Forming a business is also a process with many steps to follow. At ZenBusiness, we walk alongside you to make sure you don’t miss a thing. Contact us today to see how we can help with your business formation.

Disclaimer: The content on this page is for informational purposes only and does not constitute legal, tax, or accounting advice. If you have specific questions about any of these topics, seek the counsel of a licensed professional in your state.

FAQs

  1. 1. Is selling a corporation or an LLC easier?

    There’s a lot of overlap between the steps involved in selling a corporation and selling an LLC. Selling an interest in a multi-member LLC is slightly more complex than selling a corporation because all LLC members must agree to the sale. If they don’t, the LLC must be dissolved and reformed, adding a layer of complication.

  2. 2. Is closing an LLC or a corporation easier?

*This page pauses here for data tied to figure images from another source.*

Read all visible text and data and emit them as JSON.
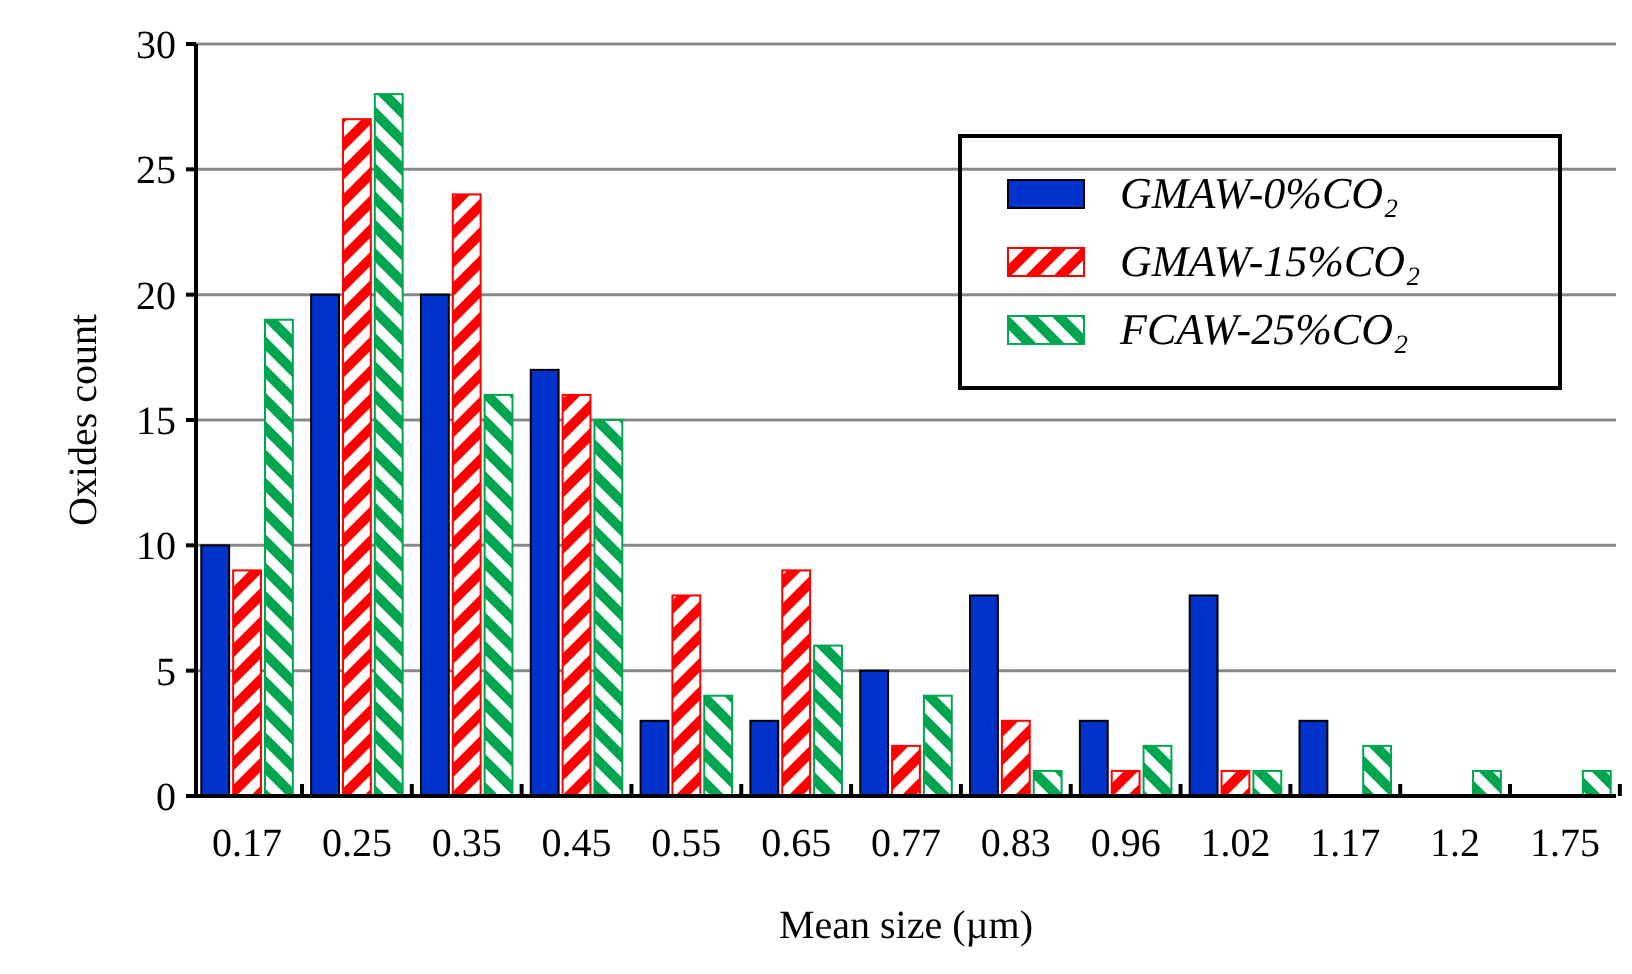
{
  "chart_data": {
    "type": "bar",
    "xlabel": "Mean size (µm)",
    "ylabel": "Oxides count",
    "categories": [
      "0.17",
      "0.25",
      "0.35",
      "0.45",
      "0.55",
      "0.65",
      "0.77",
      "0.83",
      "0.96",
      "1.02",
      "1.17",
      "1.2",
      "1.75"
    ],
    "series": [
      {
        "name": "GMAW-0%CO₂",
        "color": "#0033cc",
        "values": [
          10,
          20,
          20,
          17,
          3,
          3,
          5,
          8,
          3,
          8,
          3,
          0,
          0
        ]
      },
      {
        "name": "GMAW-15%CO₂",
        "color": "#ff0000",
        "values": [
          9,
          27,
          24,
          16,
          8,
          9,
          2,
          3,
          1,
          1,
          0,
          0,
          0
        ]
      },
      {
        "name": "FCAW-25%CO₂",
        "color": "#00a550",
        "values": [
          19,
          28,
          16,
          15,
          4,
          6,
          4,
          1,
          2,
          1,
          2,
          1,
          1
        ]
      }
    ],
    "ylim": [
      0,
      30
    ],
    "yticks": [
      0,
      5,
      10,
      15,
      20,
      25,
      30
    ],
    "grid": "y",
    "legend": "top right"
  }
}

    While forming an LLC is significantly easier than opening a corporation, closing or dissolving an LLC and a corporation both involve very similar steps.

  3. 3. Do I need an attorney to close or sell my business?

    Most states don’t require you to have an attorney for the dissolution or sale of your business (though check with your state to make sure). In many cases, though, it can be helpful to have an attorney make sure you’ve met all legal requirements and go over all documents, as any errors can be costly.

  4. 4. If I don’t close my business formally, will I face consequences?

    Yes. If you don’t close your business, you must continue to pay the taxes and fees that the company owes, including any annual fees charged by your state. You may also incur late fees and penalties. In addition, you’re subject to continuing bills for any existing leases and contracts. You continue to be responsible for the actions (or inactions) of the company and could face possible lawsuits.